Joseph P. Morrissey, Ph.D., Principal Investigator
Users of both the public sector behavioral health and criminal justice systems present special problems for service system coordinators across the country. Detainees with behavioral health service needs present management and financial burdens to criminal justice systems, and are thought to suffer from poor clinical care, victimization by fellow inmates, and unjust treatment by social service systems. Poorly managed transitions of from jail to community based treatment may contribute to avoidable symptom relapse for people with behavioral health needs that could lead to further criminal justice involvement or expensive hospitalizations. Further, cost controls are being implemented in the public sector treatment system, which may or may not exacerbate these coordination and access to care problems. However, neither the prevalence of these problems, nor managed cares’ effects on users of both behavioral health and criminal justice systems, are known. This study was funded by a grant from the John D. and Catherine T. MacArthur Mental Health Policy Research Network and was carried out in collaboration with investigators at Policy Research Associates, Inc.

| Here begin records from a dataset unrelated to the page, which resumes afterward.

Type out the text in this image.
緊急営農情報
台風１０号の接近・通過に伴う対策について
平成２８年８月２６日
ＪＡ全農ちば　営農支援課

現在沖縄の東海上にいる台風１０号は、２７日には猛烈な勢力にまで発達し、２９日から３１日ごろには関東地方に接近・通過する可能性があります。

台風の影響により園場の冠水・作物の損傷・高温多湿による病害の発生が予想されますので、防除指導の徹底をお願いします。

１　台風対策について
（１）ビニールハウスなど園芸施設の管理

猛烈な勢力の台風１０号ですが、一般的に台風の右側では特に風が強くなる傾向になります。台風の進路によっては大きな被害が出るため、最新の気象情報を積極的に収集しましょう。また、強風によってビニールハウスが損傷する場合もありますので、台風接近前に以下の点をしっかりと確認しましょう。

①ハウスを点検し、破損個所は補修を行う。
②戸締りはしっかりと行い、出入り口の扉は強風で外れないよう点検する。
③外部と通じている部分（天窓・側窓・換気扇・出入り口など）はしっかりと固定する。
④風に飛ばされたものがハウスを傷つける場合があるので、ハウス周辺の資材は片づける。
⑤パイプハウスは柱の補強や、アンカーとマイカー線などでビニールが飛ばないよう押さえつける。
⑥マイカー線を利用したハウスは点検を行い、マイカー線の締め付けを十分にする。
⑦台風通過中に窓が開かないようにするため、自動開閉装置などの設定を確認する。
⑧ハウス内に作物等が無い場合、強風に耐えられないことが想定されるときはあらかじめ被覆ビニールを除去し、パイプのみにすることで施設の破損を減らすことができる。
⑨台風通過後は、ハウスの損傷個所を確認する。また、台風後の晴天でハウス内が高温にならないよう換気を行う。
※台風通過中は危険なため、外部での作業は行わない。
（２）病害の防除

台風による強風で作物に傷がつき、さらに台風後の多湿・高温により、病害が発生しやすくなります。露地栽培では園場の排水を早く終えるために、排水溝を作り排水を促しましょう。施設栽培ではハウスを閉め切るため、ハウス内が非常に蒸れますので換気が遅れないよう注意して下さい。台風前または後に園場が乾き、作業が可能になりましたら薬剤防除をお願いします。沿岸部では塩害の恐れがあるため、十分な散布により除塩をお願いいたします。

The study’s purpose was to explore utilization and cost patterns of people with behavioral health treatment needs using jails, and behavioral health treatment funded by the state, county, and Medicaid. We explored utilization and cost patterns of people with behavioral health treatment needs using jails and behavioral health treatment funded by the state, county, and Medicaid in King County, WA. This study had two primary goals:
- To understand the service needs and experiences of people utilizing multiple systems of care-specifically the mental health, substance abuse, and criminal justice systems.
- To determine if these utilization and intake patterns have changed in response to King County’s implementation of managed outpatient mental health care in April 1995.
This study was based on an analysis of existing electronic records. We obtained data from several local agencies to link treatment records for a variety of behavioral health and jail datasets to compile complete histories of behavioral health services and jail time for a group of King County residents from July 1, 1993 to December 31, 1998. The richness of this data set will allow for findings of interest to both local and national behavioral health and criminal justice policy makers.